How do you make toilet paper stand out on the supermarket aisle, and even make it seem fashionable? In 2009, Kleenex enlisted the help of some aspiring fashion designers to whip up catwalk creations out of Cottonelle toilet paper. And they've done it again for the 2011 NZ Fashion Week.
Apparently 25,000 metres of Kleenex Cottonelle toilet paper and 22 dress style later 3 were chosen to grace the runways of fashion week.
“Once again the Kleenex Cottonelle Couture Collection adds a novel and excitingly creative aspect to the Designer Selection shows at NZ Fashion Week. We congratulate the three chosen designers and expect to see much more of their work in future...”
The 2009 version has won Apollo Marketing New Zealand two gold awards the APMA (Australian Promotional Marketers Assoc.) in the categories of most innovative idea/concept and best sponsorship/tie in campaign.
"the 2009 campaign resulted in direct impacts on baseline sales. But he says there’s always a challenge in converting the attention garnered by the dresses into actual purchases.

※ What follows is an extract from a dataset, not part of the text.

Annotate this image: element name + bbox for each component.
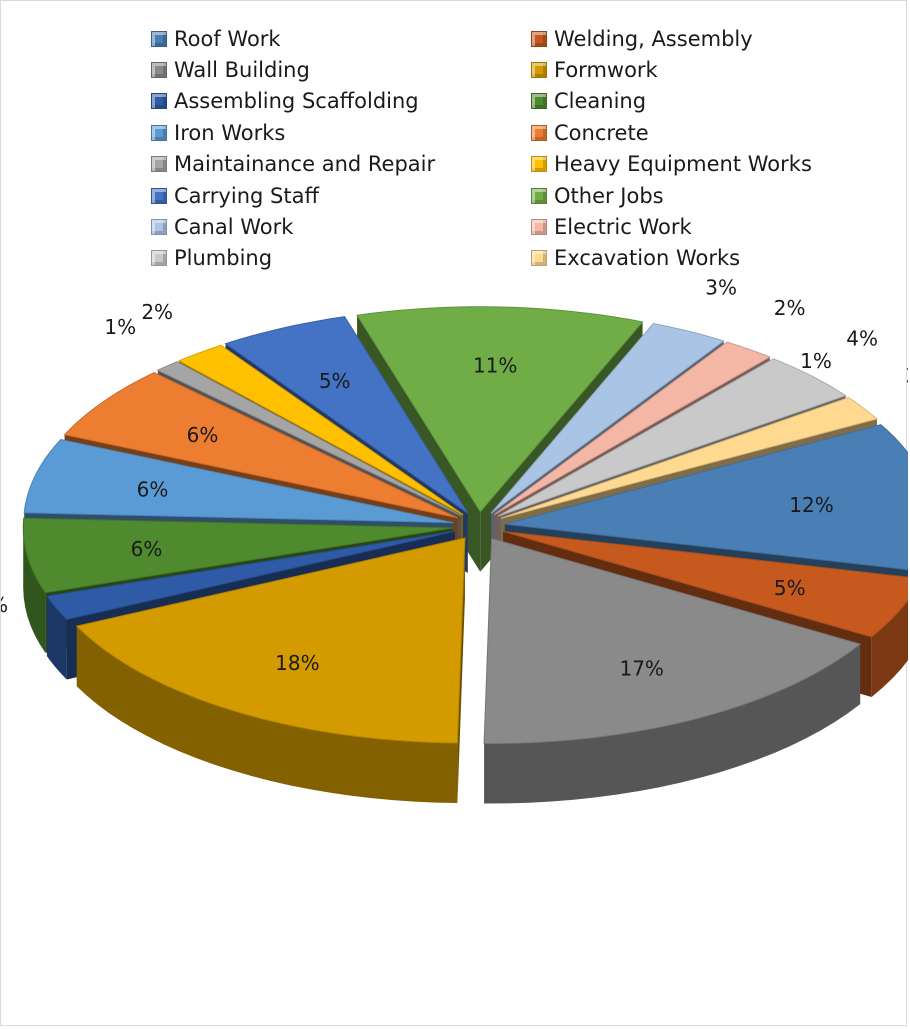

The key challenge moving forward is how we bring the images of these dresses to point of purchase to create more connections. This year we are trialling a number of different mechanics including striking gondola-end displays, messages on shopping trolleys, aisle fins and floor media. These will give us strong steers on each media device’s effectiveness and how we can amplify our story even further in 2012..."
~ Jason Biggs, Senior Brand Manager Kimberly-Clark New Zealand
The Winning Designs
Rachel Duval - Gentle Waves
Duval described her dress inspiration as fun, young and sophisticated with influences from the glamour of the ‘50s. Her inspiration came from the “gentle foamy waves of the sea.” Rachael contoured sea anemone and clam shell shapes into the curved layering of her effervescent paper-fused dress, earning unanimous praise from the judges.

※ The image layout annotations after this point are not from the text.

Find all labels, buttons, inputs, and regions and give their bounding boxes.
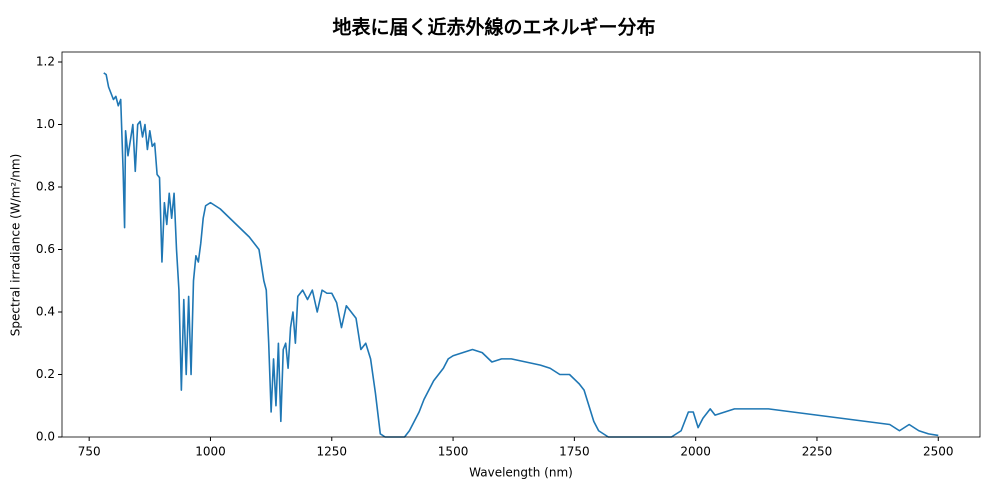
x-tick-label: 1500 — [438, 445, 469, 459]
y-tick-label: 1.0 — [36, 117, 55, 131]
x-axis-label: Wavelength (nm) — [469, 466, 573, 480]
x-tick-label: 2500 — [923, 445, 954, 459]
y-axis-label: Spectral irradiance (W/m²/nm) — [9, 154, 23, 337]
y-tick-label: 0.2 — [36, 367, 55, 381]
x-tick-label: 1000 — [195, 445, 226, 459]
y-tick-label: 0.0 — [36, 430, 55, 444]
x-tick-label: 2250 — [802, 445, 833, 459]
y-tick-label: 1.2 — [36, 55, 55, 69]
y-tick-label: 0.6 — [36, 242, 55, 256]
x-tick-label: 1750 — [559, 445, 590, 459]
y-tick-label: 0.8 — [36, 180, 55, 194]
plot-frame — [61, 51, 981, 438]
x-tick-label: 2000 — [680, 445, 711, 459]
data-line — [103, 72, 939, 438]
chart-title: 地表に届く近赤外線のエネルギー分布 — [332, 16, 655, 39]
x-tick-label: 1250 — [316, 445, 347, 459]
y-tick-label: 0.4 — [36, 305, 55, 319]
x-tick-label: 750 — [78, 445, 101, 459]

Imagines her dress in bright orange
Juvena Worsfold - Your Song
Worsfold’s creation was inspired by the Elton John ballad ‘Your Song’. Just as the song evokes love, Worsfold wanted to express the words ‘I love you’ with the language and symbolism of her dress. Each hand-stenciled shape tells a different part of a romantic story, finished with petals and turtle doves edging an elegantly scooped back. Worsfold describes her dress simply as: “sweet and surprising.”

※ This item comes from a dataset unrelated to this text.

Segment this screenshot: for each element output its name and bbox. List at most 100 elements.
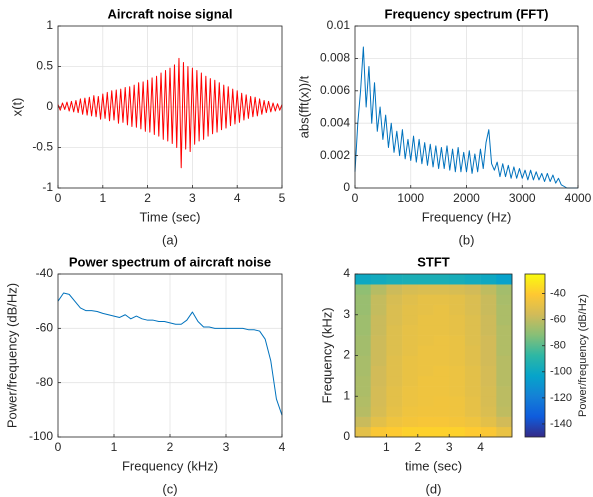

Imagines her dress in black leather or blush pink
Emily Menzies - With a twist
Menzies started her fashion education at NZ Fashion Tech at age 15, and saw it as a means of learning the technical aspects of her main passion—car upholstery. Working with 42 lineal metres of toilet paper, she meticulously edged the outer perimeter of 7 layers of cascading under-skirt. The cheeky, undulating over-dress completes a work of “brilliance” according to the judges.